Although our Sun is a solitary star, many stars that are like it have more company. A large number of Sun-like stars inhabit binary systems where they are situated very close to a neighboring sister star. The sister star may remain among the stellar «living», long after the progenitor of its white dwarf companion has «died». The white dwarf, in this case, may take a sinister turn–as one did in the case of Kepler’s supernova–and relentlessly and mercilessly swallow star-stuff stolen from its still-«living» sister star. The white dwarf may continue to gulp down more and more of its victim’s gases until, at last, it can swallow no more. The wicked white dwarf finally devours all it can of its stellar sister’s nourishing gases–but the hideous feast backfires on the white dwarf. The white dwarf finally gulps down so much of its sister star’s material that it attains «critical mass» and blows itself up in a supernova blast–just like its more massive stellar kin. The white dwarf pays for its mischief, meeting its doom as one of that special class of supernova called a Type Ia.
Kepler’s Older Cousin
SST’s new observations, described in the study, have now revealed a second case of a supernova relic resembling Kepler’s. Dubbed N103B, the approximately 1,000 year-old relic of a stellar blast resides about 160,000 light-years away in the neighboring Large Magellanic Cloud, which is a small satellite galaxy of our large barred-spiral Milky Way.
«It’s like Kepler’s older cousin,» Dr. Williams commented in the June 4, 2014 JPL Press Release. He further explained that N103B, though somewhat older than Kepler’s supernova remnant, also swims in a pool of dust and gas that is believed to have been hurled out by an older sister star. «The region around the remnant is extraordinarily dense,» he added. However, unlike Kepler’s supernova remnant, there are no historical sightings of the stellar blast that gave birth to N103B that were ever recorded.
Both the Kepler and the N103B supernovae are believed to have occurred this way: an elderly star is in orbit around its sister–which is a white dwarf. As the elderly star sheds its gases into Space–in a way that is typical for aging stars–some of its ejected material somersaults onto the companion white dwarf. This results in the white dwarf gaining quite a bit of weight, and it eventually builds up enough mass to become unstable and blow itself up into oblivion.

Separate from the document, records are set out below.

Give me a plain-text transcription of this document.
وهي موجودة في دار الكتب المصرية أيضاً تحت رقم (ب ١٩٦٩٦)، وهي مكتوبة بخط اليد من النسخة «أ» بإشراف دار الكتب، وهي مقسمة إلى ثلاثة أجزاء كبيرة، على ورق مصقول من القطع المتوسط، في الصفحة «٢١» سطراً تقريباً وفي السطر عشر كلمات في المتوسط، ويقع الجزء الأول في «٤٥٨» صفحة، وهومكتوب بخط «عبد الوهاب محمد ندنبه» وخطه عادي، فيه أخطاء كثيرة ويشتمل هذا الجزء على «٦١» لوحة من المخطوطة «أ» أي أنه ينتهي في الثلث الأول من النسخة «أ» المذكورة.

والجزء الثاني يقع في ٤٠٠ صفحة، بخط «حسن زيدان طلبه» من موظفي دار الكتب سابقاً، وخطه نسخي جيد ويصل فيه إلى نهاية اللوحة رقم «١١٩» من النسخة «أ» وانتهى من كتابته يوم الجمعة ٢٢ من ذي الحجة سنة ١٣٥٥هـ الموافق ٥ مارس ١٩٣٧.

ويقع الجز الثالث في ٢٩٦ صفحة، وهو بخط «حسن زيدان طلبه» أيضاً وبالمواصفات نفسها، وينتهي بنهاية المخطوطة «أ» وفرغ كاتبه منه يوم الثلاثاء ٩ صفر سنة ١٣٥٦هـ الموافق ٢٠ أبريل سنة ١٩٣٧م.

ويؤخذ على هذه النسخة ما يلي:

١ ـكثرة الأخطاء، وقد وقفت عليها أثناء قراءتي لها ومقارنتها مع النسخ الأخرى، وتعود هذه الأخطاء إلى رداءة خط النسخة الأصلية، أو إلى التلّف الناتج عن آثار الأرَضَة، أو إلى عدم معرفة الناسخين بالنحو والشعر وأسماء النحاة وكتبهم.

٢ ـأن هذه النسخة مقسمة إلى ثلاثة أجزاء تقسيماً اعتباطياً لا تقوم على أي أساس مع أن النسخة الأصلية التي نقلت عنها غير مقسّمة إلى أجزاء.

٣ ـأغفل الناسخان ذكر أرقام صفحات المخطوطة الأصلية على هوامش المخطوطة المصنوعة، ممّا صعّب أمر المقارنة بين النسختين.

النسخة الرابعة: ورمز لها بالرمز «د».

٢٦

According to the team of astronomers, this scenario may be an unusual occurrence. While the pairing of white dwarfs and red giant companions was believed to underlie literally all Type Ia supernovae as recently as about ten years ago, astronomers now think that collisions between two white dwarfs are the most frequent triggers. The new SST study reveals the complexity of these enormous and beautiful blasts–as well as the variety of triggers that light their fires. The case of what makes a stellar corpse blow up is still very much an unsolved mystery!